Kız nefes nefese kalmış bir şekilde eski bankın üzerine oturmuş
başını avuçlarının arasına almıştı. Gözyaşlarına hâkim olamıyor, yanaklarından
süzülen yaşlar toprak zemine düşüyordu. Ne yapacağını bilemiyordu o anda.
Tırnaklarını kafasına geçiriyor ve o hafif acıdan zevk alıyordu. Her şey neden
yanlış gidiyordu hayatında veya neresinde yanlış yapmıştı ömrünün bilemiyordu.
Ümitleri tükenmişti bu yüzden kendini boş hissediyordu. Yaptıkları, gördükleri
ona ağır geliyordu artık. Bir insan her zaman yanlış yapamazdı ama o bu konuda
oldukça başarılıydı.
Ağlamaya devam ederken her şeyin
parçalanmasını istiyordu. Aynı onun gibi paramparça olmalıydı dünya. Asla
birleşmemek üzere ayrılmalıydı. Her şey tamken onun yarım olması canını
yakıyordu. Aslında kızgındı. Öfkesi sadece kendine değil hayata karşıydı aynı
zamanda. Canını yakan kendisiydi ve kendisi bunun cezasını çekiyordu. Ancak tek
suçlu kendisi değildi, hayatında aynı oranda suçu vardı. Bu yüzden kendisi ile
birlikte hayatında parçalanmasını istiyordu.

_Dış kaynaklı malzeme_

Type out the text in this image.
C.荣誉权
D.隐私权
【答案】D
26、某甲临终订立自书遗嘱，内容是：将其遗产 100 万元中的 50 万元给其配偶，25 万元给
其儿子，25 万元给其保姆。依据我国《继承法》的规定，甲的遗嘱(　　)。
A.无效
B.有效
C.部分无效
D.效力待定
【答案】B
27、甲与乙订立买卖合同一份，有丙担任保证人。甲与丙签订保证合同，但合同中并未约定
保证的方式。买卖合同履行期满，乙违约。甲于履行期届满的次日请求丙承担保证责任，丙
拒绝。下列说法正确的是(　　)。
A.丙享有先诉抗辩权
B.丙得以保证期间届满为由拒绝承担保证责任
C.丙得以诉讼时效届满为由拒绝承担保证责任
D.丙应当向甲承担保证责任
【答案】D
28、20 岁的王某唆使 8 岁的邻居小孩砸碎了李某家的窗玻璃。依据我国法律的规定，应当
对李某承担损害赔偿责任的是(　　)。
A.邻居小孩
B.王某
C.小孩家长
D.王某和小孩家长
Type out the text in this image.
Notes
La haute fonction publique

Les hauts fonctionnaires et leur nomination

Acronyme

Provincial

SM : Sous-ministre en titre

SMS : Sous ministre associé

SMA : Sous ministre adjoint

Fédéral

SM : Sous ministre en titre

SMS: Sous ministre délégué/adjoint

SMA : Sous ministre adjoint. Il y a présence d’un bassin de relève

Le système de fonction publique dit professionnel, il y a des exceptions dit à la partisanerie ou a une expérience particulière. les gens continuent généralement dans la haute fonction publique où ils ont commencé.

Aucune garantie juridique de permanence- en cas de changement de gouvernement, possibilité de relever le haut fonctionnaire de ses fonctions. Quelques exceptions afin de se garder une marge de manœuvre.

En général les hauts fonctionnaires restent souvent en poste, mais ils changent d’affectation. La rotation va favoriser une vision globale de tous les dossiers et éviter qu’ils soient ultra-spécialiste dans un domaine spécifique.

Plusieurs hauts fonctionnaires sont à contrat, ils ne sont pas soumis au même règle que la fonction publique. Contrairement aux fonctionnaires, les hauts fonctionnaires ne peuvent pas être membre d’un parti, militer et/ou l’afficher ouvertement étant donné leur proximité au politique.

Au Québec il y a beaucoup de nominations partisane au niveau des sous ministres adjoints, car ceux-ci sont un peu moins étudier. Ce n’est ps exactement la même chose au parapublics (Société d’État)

Zaman geçtikçe yumruğunu sıkıyor ve
tırnakları kafa derisine daha fazla batıyordu. Bunun önemi yoktu ama. Öyle bir
andaydı ki hiçbir şeyin önemi kalmamıştı. Bu esnada üzerinde olduğu bank bir
çatırtı ile kırıldı ve bir anda kendini yerde buldu. Bank paramparça olmuştu ve
şaşkın bakışlar altında kendini yerde bulmuştu. Öfkesi giderek arttığında
bankın parçalarını etrafa fırlatmaya başladı. Ancak bu onun rahatlamasını
sağlamıyordu.
Bir süre sonra durdu ve dizlerinin üzerine
çöktü. Kendine sorduğu soru "neden ben" ile "neyi yanlış
yaptım" arasında gidip geliyordu. Bir süre daha kıpırdamadan durdu. Ne
gözyaşları tükeniyor ne de acısı diniyordu. Bu şekilde devam edemeyeceğini
anladığı zaman ayağa kalktı ve yürümeye başladı. Nereye gideceğini bilmiyordu
zaten bunun önemi yoktu.
Çarpık adımlarla yürüyordu. Gecenin bir
vakti olduğu için onu gören kimse yoktu. Zaten gören birisi olsaydı da değişen
bir şey olmayacaktı. Bir süre boyunca yürüdü. Yürürken öfkesini kendinden başka
bir yöne yönlendirmek istedi ama yapamadı. O kadar kızgındı ki kendine
yapabilse kendini bırakıp gidebilirdi. Kendini bırakıp gitme fikri ona çok
güzel gözüktü bir an için ve bu hayalin etkisiyle gülümsedi. Onu gören birisi
olsaydı yüzündeki o çarpık gülümsemeyi değil acı ifadesini görürdü. Sanki
ciğerleri tıka basa dolmuştu ve nefes bile alamıyordu.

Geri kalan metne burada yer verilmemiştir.